Praveen Sathyadev: Well, there’s is no escape to messy data. And if it is not messy or noisy, what’s fun? As detailed in my previous response, focus on building skills around storytelling, dashboarding and comms in general (PPT/PDF etc.). Adoption is key for any analytical output.
What is your advice for newbies, Data Science students or practitioners who are looking at building a career in Data Analytics industry?
Praveen Sathyadev: As mentioned below, all these are relevant. But, your reputation comes from experience. Stay in touch with the industry and keep updating yourself. Certifications also help in the validations. Try and get industry-focused as it will help you build a long term domain depth.
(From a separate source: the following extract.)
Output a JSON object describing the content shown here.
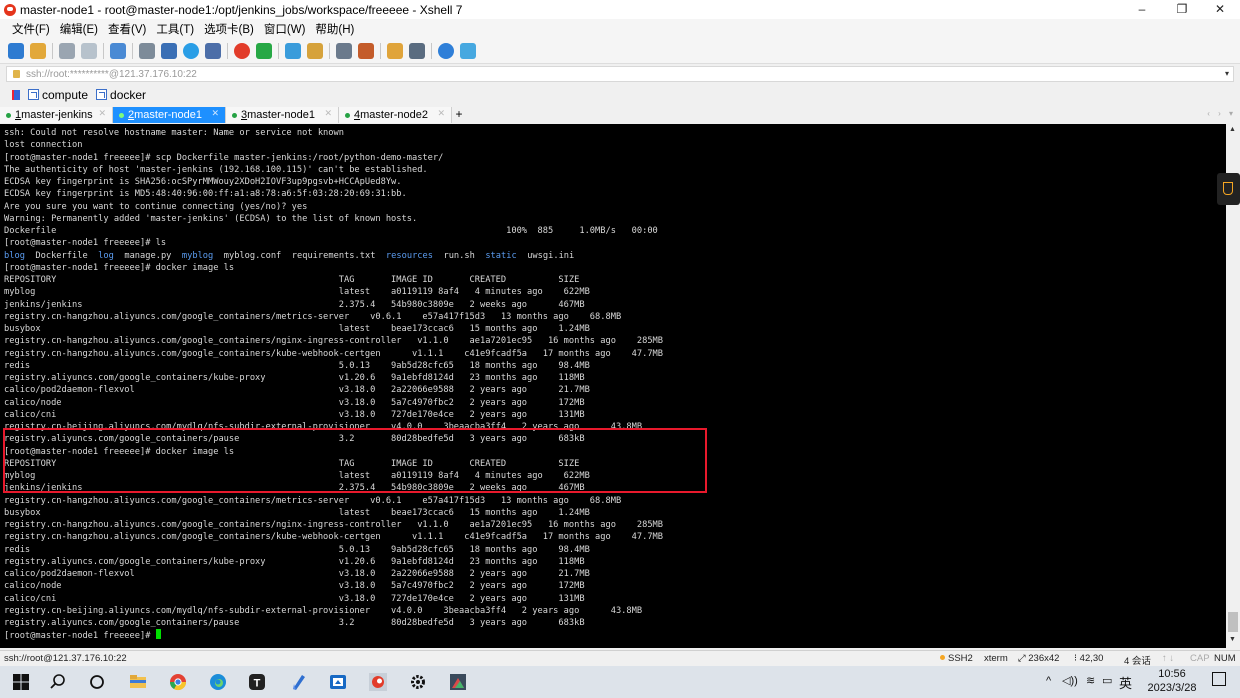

(i) Programming and software skills – R, Python, SAS or Excel
(ii) Visualization Tools
(iii) Statistical foundation and applied knowledge
(iv) Machine Learning
What are the changing trends that you foresee in the field of Data Science and what do you recommend the current crop of data analysts do to keep pace?
Praveen Sathyadev: Artificial Intelligence and Machine Learning are here to disrupt but it is still a buzz and less understood concept. Underneath this buzz is a strong data weave. Stay relevant in this space and you will survive for the next 10 years at least. Stay aligned with new technology innovation and best practices. Follow thought leaders and disruptors.
Big Data Solution Space
What is the kind of structured and unstructured data companies have? What is the size that we are talking about?
Praveen Sathyadev: In simple words, decipherable data is structured and otherwise is unstructured. Structured could be an enterprise tool generated that is based on a known or defined schema. Unstructured could be text, verbatim etc. Size is up for any range. Generally, Petabyte+ data is considered as Big Data worthy.
Are there legacy systems that are being replaced? If yes, which legacy skills are being replaced?
Praveen Sathyadev: This depends on the industry. There are few industries like travel and legacy retail that are still using age-old systems. In general, the transition is towards cloud-based solutions. Skills have to align with industry and type of data.
What is the size of clusters/environments that are being deployed for the clients? What are the production challenges?
Praveen Sathyadev: Clusters can range from 1000 to 4000 modes with over 5000 cores and 30TB+ of RAM. Size and scale are just not numbers here. They are growing by the day. One of the top production challenges is enabling real-time data processing for a large data set which does not seem to reduce. So, building a cluster future-ready is a keeping us all sleepless.
Would you like to share a few words about the work we are doing at Digital Vidya in developing Data Analytics Talent for the industry?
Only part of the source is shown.